Critical Boron Concentration in Burnup Calculation

Hello All,

I want to know how to calculate the boron concentration (in ppm) change as a function of burnup in openmc?

Thanks.

Right now it wouldn’t be possible to do this during depletion itself. What you’d have to do is to run a critical search on the boron concentration at each depletion time point as a post-processing step. You can recreate a model with the correct material compositions by using openmc.deplete.ResultsList.export_to_materials (new in version 0.12.1) and then use openmc.search_for_keff to find the critical boron concentration. However, note that this is not the same as doing a critical boron search during each depletion time point (which itself would affect the reaction rates and evolution of the material compositions).

Thanks @paulromano

Instead of running depletion for the 2-month cycle at a time, I will run it for the first 20 days (let’s say) to see my system is critical or not, if no I will search for boron concentration to make my system again critical, update my materials.xml file and jump to the next burnup step. The whole process will keep continuing.

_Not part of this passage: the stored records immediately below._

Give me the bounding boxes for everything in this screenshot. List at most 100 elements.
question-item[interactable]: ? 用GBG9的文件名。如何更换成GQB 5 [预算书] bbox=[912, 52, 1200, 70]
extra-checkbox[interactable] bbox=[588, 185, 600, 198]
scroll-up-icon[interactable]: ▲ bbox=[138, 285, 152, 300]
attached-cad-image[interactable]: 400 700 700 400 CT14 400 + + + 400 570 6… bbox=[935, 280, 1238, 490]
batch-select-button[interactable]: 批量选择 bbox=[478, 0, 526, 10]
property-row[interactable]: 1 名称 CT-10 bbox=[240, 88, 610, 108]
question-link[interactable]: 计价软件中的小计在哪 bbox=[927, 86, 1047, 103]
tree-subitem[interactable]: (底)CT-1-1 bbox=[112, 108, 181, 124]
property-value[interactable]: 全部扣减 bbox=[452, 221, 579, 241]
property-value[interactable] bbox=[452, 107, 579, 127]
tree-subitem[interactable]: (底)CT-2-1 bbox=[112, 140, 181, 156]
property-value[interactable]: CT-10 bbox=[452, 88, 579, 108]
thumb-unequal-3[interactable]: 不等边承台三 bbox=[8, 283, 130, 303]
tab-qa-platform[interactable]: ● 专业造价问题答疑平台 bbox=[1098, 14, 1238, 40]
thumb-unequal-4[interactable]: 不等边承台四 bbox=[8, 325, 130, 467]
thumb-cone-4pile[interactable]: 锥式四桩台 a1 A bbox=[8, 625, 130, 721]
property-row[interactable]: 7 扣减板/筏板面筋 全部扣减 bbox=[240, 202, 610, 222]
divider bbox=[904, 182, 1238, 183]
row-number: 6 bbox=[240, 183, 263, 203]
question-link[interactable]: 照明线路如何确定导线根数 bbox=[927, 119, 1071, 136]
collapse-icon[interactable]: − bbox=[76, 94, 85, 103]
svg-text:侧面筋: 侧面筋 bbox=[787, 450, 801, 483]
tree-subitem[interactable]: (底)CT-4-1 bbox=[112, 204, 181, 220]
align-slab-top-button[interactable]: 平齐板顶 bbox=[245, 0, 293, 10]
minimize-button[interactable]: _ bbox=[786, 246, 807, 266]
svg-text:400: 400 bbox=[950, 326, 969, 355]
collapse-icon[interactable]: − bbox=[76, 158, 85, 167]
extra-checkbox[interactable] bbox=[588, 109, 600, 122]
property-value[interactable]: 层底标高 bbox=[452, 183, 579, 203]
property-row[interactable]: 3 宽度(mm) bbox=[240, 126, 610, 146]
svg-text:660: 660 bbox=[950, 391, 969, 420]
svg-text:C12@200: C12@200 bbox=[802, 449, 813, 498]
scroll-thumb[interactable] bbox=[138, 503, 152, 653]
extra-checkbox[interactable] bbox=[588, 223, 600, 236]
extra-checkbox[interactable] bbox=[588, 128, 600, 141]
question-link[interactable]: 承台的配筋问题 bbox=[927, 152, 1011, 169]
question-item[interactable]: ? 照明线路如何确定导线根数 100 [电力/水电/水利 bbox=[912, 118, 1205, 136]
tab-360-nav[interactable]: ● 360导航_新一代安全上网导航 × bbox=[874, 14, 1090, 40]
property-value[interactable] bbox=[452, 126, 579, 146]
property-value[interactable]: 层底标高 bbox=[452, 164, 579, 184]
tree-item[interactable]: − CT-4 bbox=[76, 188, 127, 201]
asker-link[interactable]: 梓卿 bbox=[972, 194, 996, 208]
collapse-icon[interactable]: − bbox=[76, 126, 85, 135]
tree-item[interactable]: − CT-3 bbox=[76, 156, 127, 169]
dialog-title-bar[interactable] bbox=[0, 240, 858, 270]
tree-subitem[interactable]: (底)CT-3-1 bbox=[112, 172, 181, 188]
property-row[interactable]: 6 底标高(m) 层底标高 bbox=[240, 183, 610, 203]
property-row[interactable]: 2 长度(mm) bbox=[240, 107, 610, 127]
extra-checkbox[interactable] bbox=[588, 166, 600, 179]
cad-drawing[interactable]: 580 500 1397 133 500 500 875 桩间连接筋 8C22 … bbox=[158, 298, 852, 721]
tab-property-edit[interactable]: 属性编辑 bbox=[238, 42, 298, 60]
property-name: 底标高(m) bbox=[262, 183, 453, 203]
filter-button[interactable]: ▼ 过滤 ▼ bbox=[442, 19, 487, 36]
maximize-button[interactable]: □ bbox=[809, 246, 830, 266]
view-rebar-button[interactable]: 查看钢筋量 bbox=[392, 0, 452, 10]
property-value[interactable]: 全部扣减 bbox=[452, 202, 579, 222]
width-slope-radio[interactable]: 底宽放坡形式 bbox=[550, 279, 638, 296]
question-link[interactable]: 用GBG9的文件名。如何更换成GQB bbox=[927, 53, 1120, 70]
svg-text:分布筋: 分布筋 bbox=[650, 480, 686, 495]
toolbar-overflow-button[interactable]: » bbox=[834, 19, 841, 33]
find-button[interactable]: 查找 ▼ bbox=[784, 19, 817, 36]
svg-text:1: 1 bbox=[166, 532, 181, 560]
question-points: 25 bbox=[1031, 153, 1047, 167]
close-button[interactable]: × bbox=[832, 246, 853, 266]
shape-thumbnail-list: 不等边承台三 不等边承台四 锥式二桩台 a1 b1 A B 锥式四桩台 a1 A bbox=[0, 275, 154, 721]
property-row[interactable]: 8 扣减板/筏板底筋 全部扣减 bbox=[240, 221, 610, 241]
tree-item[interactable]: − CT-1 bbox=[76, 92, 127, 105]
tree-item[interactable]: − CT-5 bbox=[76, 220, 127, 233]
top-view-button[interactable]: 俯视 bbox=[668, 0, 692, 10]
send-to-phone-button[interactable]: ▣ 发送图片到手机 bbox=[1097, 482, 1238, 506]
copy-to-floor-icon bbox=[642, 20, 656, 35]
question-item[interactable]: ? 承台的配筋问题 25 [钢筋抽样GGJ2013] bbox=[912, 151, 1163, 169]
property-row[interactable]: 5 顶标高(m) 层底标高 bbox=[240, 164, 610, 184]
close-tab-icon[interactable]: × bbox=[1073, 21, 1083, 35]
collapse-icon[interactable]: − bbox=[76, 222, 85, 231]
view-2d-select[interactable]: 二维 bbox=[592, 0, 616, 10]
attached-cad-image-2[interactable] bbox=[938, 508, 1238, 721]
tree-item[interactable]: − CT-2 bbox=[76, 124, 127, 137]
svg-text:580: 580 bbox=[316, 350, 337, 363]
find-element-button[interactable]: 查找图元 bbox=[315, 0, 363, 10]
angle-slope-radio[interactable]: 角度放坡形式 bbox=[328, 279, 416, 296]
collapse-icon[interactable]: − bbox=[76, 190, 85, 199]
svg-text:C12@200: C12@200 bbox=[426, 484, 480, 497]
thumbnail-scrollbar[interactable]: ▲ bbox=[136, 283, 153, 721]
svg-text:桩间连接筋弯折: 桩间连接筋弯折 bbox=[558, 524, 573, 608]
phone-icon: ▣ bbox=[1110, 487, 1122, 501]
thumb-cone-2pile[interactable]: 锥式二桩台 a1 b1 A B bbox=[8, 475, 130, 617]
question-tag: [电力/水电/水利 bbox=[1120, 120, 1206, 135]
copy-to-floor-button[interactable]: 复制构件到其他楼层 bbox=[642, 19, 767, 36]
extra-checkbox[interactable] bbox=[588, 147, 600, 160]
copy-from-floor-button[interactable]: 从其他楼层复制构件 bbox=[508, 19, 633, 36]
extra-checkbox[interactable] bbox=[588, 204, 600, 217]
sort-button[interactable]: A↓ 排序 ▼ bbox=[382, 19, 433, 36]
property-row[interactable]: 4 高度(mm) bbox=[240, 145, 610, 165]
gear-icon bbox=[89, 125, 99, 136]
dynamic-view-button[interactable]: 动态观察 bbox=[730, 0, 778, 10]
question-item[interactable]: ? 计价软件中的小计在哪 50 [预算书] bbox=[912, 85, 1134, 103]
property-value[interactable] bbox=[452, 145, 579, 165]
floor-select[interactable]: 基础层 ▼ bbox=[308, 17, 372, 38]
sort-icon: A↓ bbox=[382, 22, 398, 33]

If I follow this process, I think I can address

issue, right @paulromano?

The second problem is to find out the sub-critical state and when it will happen? My plan is to run it for 2 month cycle first, then I will get a rough idea about the sub-critical state and take it into consideration in my second attempt while adjusting boron concentration to make it critical.
Is there any better way to handle this issue here @paulromano?

Yes, what you’ve proposed should work – basically running a separate depletion calculation for each timestep whereby you’ve already done the boron search to ensure criticality. As to your second question, because you’re controlling reactivity with boron, the boron concentration will slowly go down as the fuel is depleted. Once the fuel is sufficiently depleted, you won’t be able to reach criticality even with no boron in the system.

Thanks, @paulromano

I have encountered an error message

WARNING: Could not find the cell containing particle 442

I have also run it in geometry debugging mode with the openmc -g but It didn’t print any useful info.

Here’s my input file

@ayaz It looks like you haven’t specified a source distribution at all. By default, OpenMC will source particles at the origin, (0, 0, 0). The z-dimension in your geometry starts at z=0, so particles would be sourced directly on the boundary, which can cause issues like this. You should define a starting source that covers the entire length of your fuel bundle. See the user’s guide section on external source distributions for further information.